Difference in visualization results between MMGroundingDINO and GroundingDINO on a single image
I performed detection on the image below using both MMGroundingDINO and GroundingDINO, with the following commands respectively:
python demo/image_demo.py 000000002299.jpg configs/grounding_dino/grounding_dino_swin-t_pretrain_obj365_goldg_cap4m.py --weights groundingdino_swint_ogc_mmdet-822d7e9d.pth --texts 'person' (for GroundingDINO)
python demo/image_demo.py 000000002299.jpg configs/mm_grounding_dino/grounding_dino_swin-t_pretrain_obj365.py --weights grounding_dino_swin-t_pretrain_obj365_goldg_grit9m_v3det_20231204_095047-b448804b.pth --texts 'persons'(for MMGroundingDINO)
As shown in the results, the predicted scores from MMGroundingDINO are generally lower, which leads to some missed detections. In contrast, GroundingDINO gives relatively higher scores.
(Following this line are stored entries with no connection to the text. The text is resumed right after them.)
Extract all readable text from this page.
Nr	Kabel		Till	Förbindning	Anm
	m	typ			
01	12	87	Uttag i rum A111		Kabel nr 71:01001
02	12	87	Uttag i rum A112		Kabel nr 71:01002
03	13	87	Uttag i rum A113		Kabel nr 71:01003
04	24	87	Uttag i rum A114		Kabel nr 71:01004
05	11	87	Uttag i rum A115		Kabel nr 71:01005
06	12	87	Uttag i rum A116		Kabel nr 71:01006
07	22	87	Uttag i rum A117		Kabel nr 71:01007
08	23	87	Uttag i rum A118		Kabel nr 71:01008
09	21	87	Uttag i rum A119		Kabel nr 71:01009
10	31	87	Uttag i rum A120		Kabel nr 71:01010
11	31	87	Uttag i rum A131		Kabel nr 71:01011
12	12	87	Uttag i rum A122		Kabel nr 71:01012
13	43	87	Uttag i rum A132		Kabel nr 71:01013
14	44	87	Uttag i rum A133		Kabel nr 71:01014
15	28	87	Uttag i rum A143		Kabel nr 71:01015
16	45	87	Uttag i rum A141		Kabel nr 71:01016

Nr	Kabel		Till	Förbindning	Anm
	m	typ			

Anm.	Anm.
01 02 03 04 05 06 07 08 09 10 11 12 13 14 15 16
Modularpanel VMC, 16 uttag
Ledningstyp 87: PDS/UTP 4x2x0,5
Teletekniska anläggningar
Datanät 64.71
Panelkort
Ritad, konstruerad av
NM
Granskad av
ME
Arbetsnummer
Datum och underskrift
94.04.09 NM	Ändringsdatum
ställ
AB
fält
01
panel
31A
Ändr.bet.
Previously, I trained a prompt-based detector based on the DINO codebase and also observed the issue of low predicted scores. When I printed out the DINO baseline's prediction scores on this image, they were already quite low.
I'm wondering have you encountered a similar issue?
Looking forward to your reply~
Note: This image is from the COCO validation set, with the path: val2017/000000002299.jpg.